If the responsible officials had determined, for example, that their budgets would not permit them to provide all desirable safety features and that the public would be better served by facilities other than cattle guards or median barriers, that would constitute the immune exercise of governmental discretion. If, on the other hand, they had decided to install cattle guards or median barriers wherever certain kinds of conditions existed and the failure to install them in a particular location was the result of a failure to determine that those conditions did in fact exist at that location, no exercise of judgment about governmental policy would be involved.

     Stevenson at 14-15.

     The court held that the State was not immune from liability. In so holding, the court stated that there was nothing in the record to suggest that the employees responsible for the decisions concerning the traffic signal made any policy decisions.

   Whether the governmental entity will have discretionary immunity will boil down to how the decision was made to design and/or maintain the road.
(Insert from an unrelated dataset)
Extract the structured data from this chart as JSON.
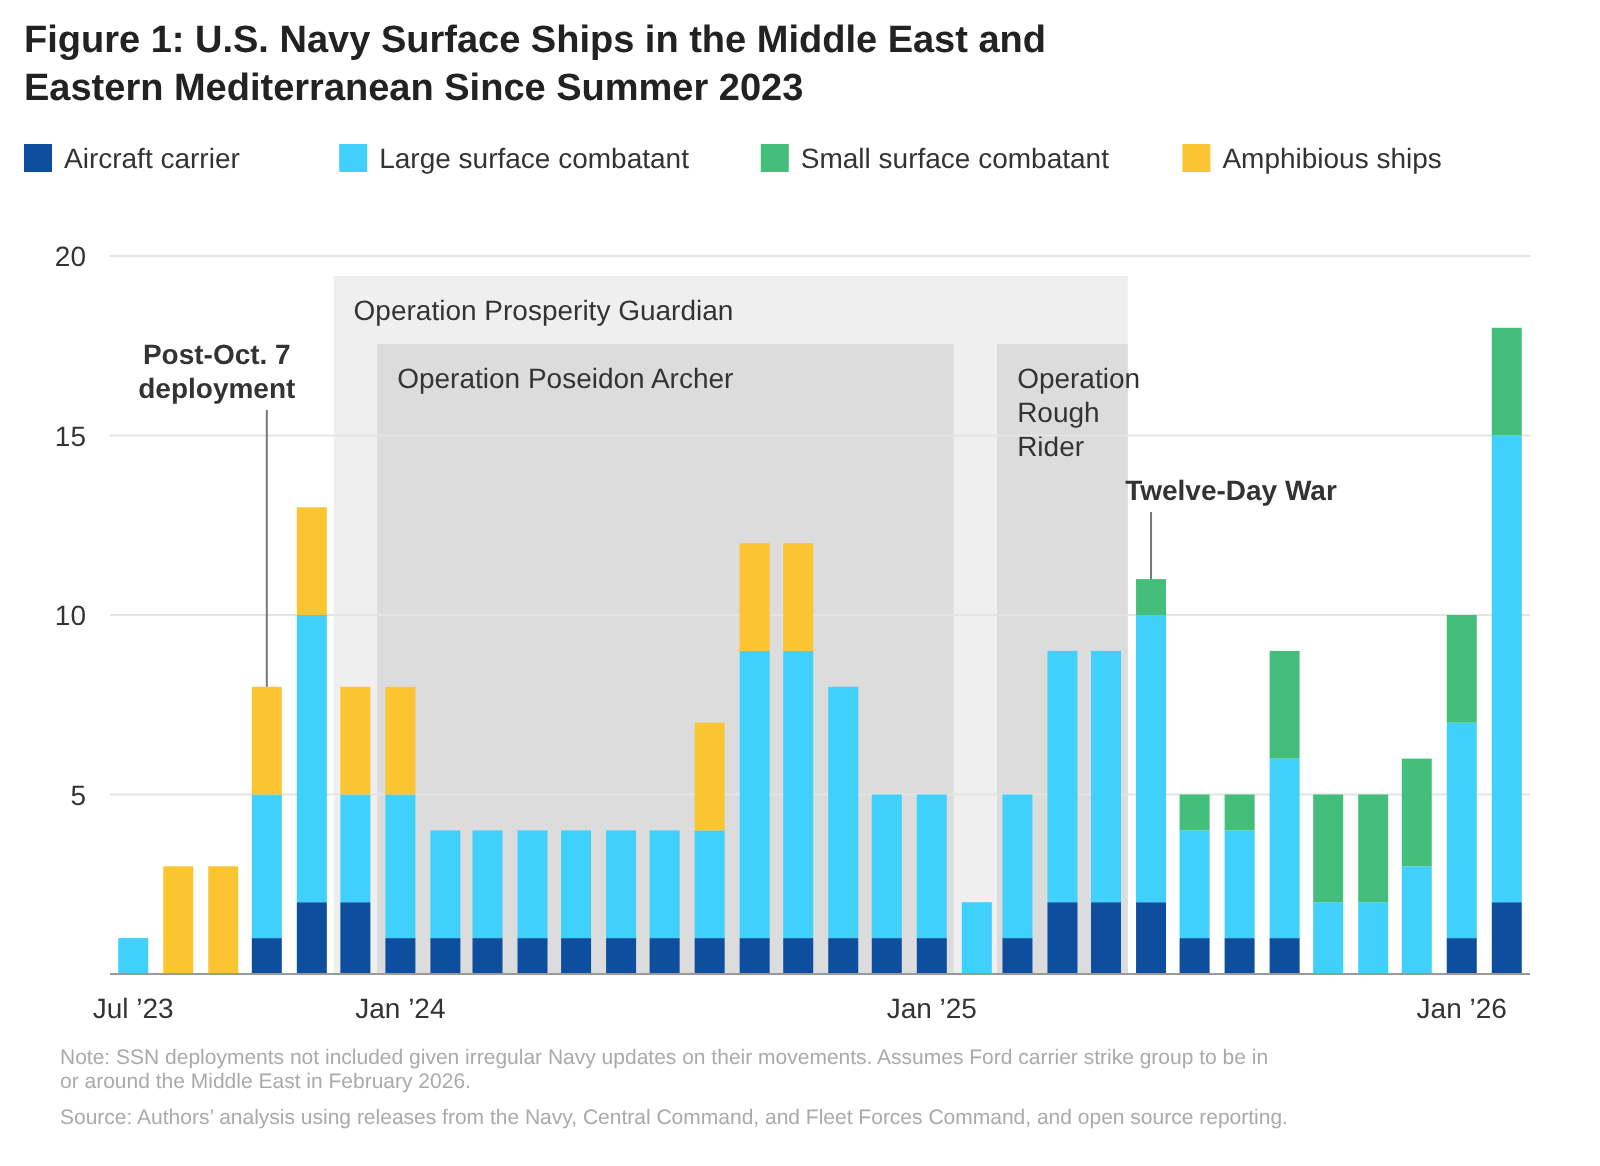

In some cases, the governmental entity will have no idea how the decision was made. In that case, discretionary immunity will not apply – there needs to be some evidence of how a decision was reached.

     However, in other cases, for example, you may find that improvements were not made to a particular intersection because the County decided as a policy matter to spend its limited resources on funding mental health clinics and not on road maintenance. Such a decision would be protected by discretionary immunity.

     Making a determination whether discretionary immunity applies most likely will entail undertaking some discovery. You will want to ask for all documents concerning the design and maintenance of the road. Depending upon what the documents show, you may also need to take the deposition of the person most knowledgeable about the design and maintenance of the road.

     The governmental entity may also try to raise a statute of limitations defense if the road was built more than 10 years ago. A claim regarding negligent on-going maintenance is not barred by the statute of ultimate repose. You will want to find out how often maintenance is performed and whether there have been any design changes in the 10 years prior to the accident.

     A claim against a governmental entity arising from the negligent design or maintenance of a road will require some extra work to prove, but it can often mean the difference between paying 100% of the damages or paying far less.